Suleiman é enfático ao dizer que a medida de lockdown vertical neste momento é “descabida”. “Isolamento vertical é fora de propósito nesta altura do campeonato”, frisa. Isso porque, com mais pessoas expostas ao vírus, mais serão infectadas e precisão do sistema de saúde, que tem capacidade limitada e não conseguirá atender a todos. 

À medida que o vírus se dissemina de forma sustentada pela comunidade, segundo o infectologista, não tem como isolá-lo. “Não tem como isolar. Qual a estratégia? A gente precisa tentar entender o que ele (Bolsonaro) está tentando falar. Esse é um discurso sem nexo.” 

Impacto do isolamento na economia

A intenção do presidente é que boa parte da população volte à normalidade, como afirmou em pronunciamento na noite de terça-feira (24) e reafirmou na manhã desta quarta-feira (25). Ele voltou a minimizar a pandemia e afirmou que conversaria com o ministro da Saúde, Luiz Henrique Mandetta, para adotar o isolamento vertical “daqui para frente”. A justificativa é prezar pela economia. 

“Se a economia colapsar, não vai ter dinheiro para pagar servidor público. (...) O que precisa ser feito? Botar esse povo [com menos de 60 anos] para trabalhar. Preservar os idosos, aqueles que têm problema de saúde. Mais nada além disso.”

Para o presidente, governadores que adotam medidas restritivas nos estados “estão arrebentando com o Brasil, estão destruindo empregos”. “Aqueles caras que falam ‘a economia é menos importante que a vida’, cara pálida, não dissocia uma coisa de outra. Sem dinheiro, sem produção… O homem do campo também vai deixar de produzir. Nós vamos viver do quê?”

O infectologista, no entanto, deixa um recado ao presidente: “Da falência, a gente sai. Agora, só tem um jeito de sair da falência: vivo. Morto não se sai. E todos são importantes. Não há um menos importante. Todos são, até ele [o presidente]. A gente vai cuidar de todo mundo, inclusive dele, se ele adoecer”. 

Isolamento só dos grupos de risco

Nesta quarta, o presidente afirmou que deveriam ser isolados apenas os idosos e portadores de comorbidades, que são duas ou mais doenças crônicas. “Tem que isolar quem você pode. A família tem que cuidar em primeiro lugar, o povo tem que parar de deixar tudo nas costas do governador. (...) Se não tiver ninguém, aí pega um asilo...”

NurPhoto via Getty Images
Para o presidente, apenas as pessoas do grupo de risco deveriam ser mantidas em isolamento social. 

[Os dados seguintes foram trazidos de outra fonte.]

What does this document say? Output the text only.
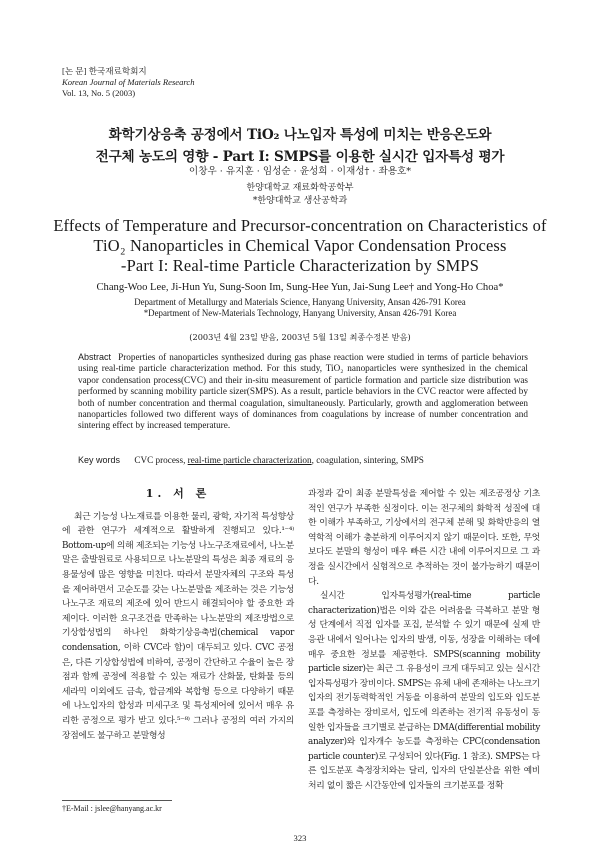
[논 문] 한국재료학회지
Korean Journal of Materials Research
Vol. 13, No. 5 (2003)
화학기상응축 공정에서 TiO₂ 나노입자 특성에 미치는 반응온도와
전구체 농도의 영향 - Part I: SMPS를 이용한 실시간 입자특성 평가
이창우 · 유지훈 · 임성순 · 윤성희 · 이재성† · 좌용호*
한양대학교 재료화학공학부
*한양대학교 생산공학과
Effects of Temperature and Precursor-concentration on Characteristics of
TiO₂ Nanoparticles in Chemical Vapor Condensation Process
-Part I: Real-time Particle Characterization by SMPS
Chang-Woo Lee, Ji-Hun Yu, Sung-Soon Im, Sung-Hee Yun, Jai-Sung Lee† and Yong-Ho Choa*
Department of Metallurgy and Materials Science, Hanyang University, Ansan 426-791 Korea
*Department of New-Materials Technology, Hanyang University, Ansan 426-791 Korea
(2003년 4월 23일 받음, 2003년 5월 13일 최종수정본 받음)
Abstract Properties of nanoparticles synthesized during gas phase reaction were studied in terms of particle behaviors using real-time particle characterization method. For this study, TiO₂ nanoparticles were synthesized in the chemical vapor condensation process(CVC) and their in-situ measurement of particle formation and particle size distribution was performed by scanning mobility particle sizer(SMPS). As a result, particle behaviors in the CVC reactor were affected by both of number concentration and thermal coagulation, simultaneously. Particularly, growth and agglomeration between nanoparticles followed two different ways of dominances from coagulations by increase of number concentration and sintering effect by increased temperature.
Key words CVC process, real-time particle characterization, coagulation, sintering, SMPS
1. 서 론

최근 기능성 나노재료를 이용한 물리, 광학, 자기적 특성향상에 관한 연구가 세계적으로 활발하게 진행되고 있다.¹⁻⁴⁾ Bottom-up에 의해 제조되는 기능성 나노구조재료에서, 나노분말은 출발원료로 사용되므로 나노분말의 특성은 최종 재료의 응용물성에 많은 영향을 미친다. 따라서 분말자체의 구조와 특성을 제어하면서 고순도를 갖는 나노분말을 제조하는 것은 기능성 나노구조 재료의 제조에 있어 반드시 해결되어야 할 중요한 과제이다. 이러한 요구조건을 만족하는 나노분말의 제조방법으로 기상합성법의 하나인 화학기상응축법(chemical vapor condensation, 이하 CVC라 함)이 대두되고 있다. CVC 공정은, 다른 기상합성법에 비하여, 공정이 간단하고 수율이 높은 장점과 함께 공정에 적용할 수 있는 재료가 산화물, 탄화물 등의 세라믹 이외에도 금속, 합금계와 복합형 등으로 다양하기 때문에 나노입자의 합성과 미세구조 및 특성제어에 있어서 매우 유리한 공정으로 평가 받고 있다.⁵⁻⁸⁾ 그러나 공정의 여러 가지의 장점에도 불구하고 분말형성

과정과 같이 최종 분말특성을 제어할 수 있는 제조공정상 기초적인 연구가 부족한 실정이다. 이는 전구체의 화학적 성질에 대한 이해가 부족하고, 기상에서의 전구체 분해 및 화학반응의 열역학적 이해가 충분하게 이루어지지 않기 때문이다. 또한, 무엇보다도 분말의 형성이 매우 빠른 시간 내에 이루어지므로 그 과정을 실시간에서 실험적으로 추적하는 것이 불가능하기 때문이다.

실시간 입자특성평가(real-time particle characterization)법은 이와 같은 어려움을 극복하고 분말 형성 단계에서 직접 입자를 포집, 분석할 수 있기 때문에 실제 반응관 내에서 일어나는 입자의 발생, 이동, 성장을 이해하는 데에 매우 중요한 정보를 제공한다. SMPS(scanning mobility particle sizer)는 최근 그 유용성이 크게 대두되고 있는 실시간 입자특성평가 장비이다. SMPS는 유체 내에 존재하는 나노크기 입자의 전기동력학적인 거동을 이용하여 분말의 입도와 입도분포를 측정하는 장비로서, 입도에 의존하는 전기적 유동성이 동일한 입자들을 크기별로 분급하는 DMA(differential mobility analyzer)와 입자개수 농도를 측정하는 CPC(condensation particle counter)로 구성되어 있다(Fig. 1 참조). SMPS는 다른 입도분포 측정장치와는 달리, 입자의 단일분산을 위한 예비처리 없이 짧은 시간동안에 입자들의 크기분포를 정확

†E-Mail : jslee@hanyang.ac.kr
323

Bolsonaro vem dizendo que apenas idosos são afetados gravemente pela doença. “O que se passa no mundo tem mostrado que o grupo de risco é o das pessoas acima dos 60 anos. Então, por que fechar escolas? Raros são os casos fatais de pessoas sãs, com menos de 40 anos de idade. 90% de nós não teremos qualquer manifestação caso se contamine”, disse no pronunciamento. 

Também em rede nacional na noite de terça, Bolsonaro disse que, por ter histórico de atleta, se fosse infectado pelo novo coronavírus teria apenas uma “gripezinha”. A fala do presidente ocorreu no mesmo dia em que o COI (Comitê Olímpico Internacional) adiou para 2021 as Olimpíadas de Tóquio e atletas de alta performance informaram que foram infectados. 

O nadador sul-africano Cameron van der Burgh, medalha de ouro nas Olimpíadas de Londres, é um dos atletas que foi testado positivo para a covid-19. No Twitter, o nadador de 31 anos afirmou que esse é o “pior vírus” que já enfrentou. “Apesar de ser uma pessoa jovem, saudável, e com pulmões fortes, pois não fumo e faço desporto”, emendou. 

Além de Suleiman e da OMS, entidades como a Sociedade Brasileira de Infectologia, a Sociedade Brasileira de Geriatria e Gerontologia, a Sociedade Brasileira de Imunizações, a Associação de Obstetrícia e Ginecologia do Estado de São Paulo e a Associação Paulista de Medicina condenaram a defesa de Bolsonaro pela flexibilização das medidas restritivas no combate à disseminação do coronavírus.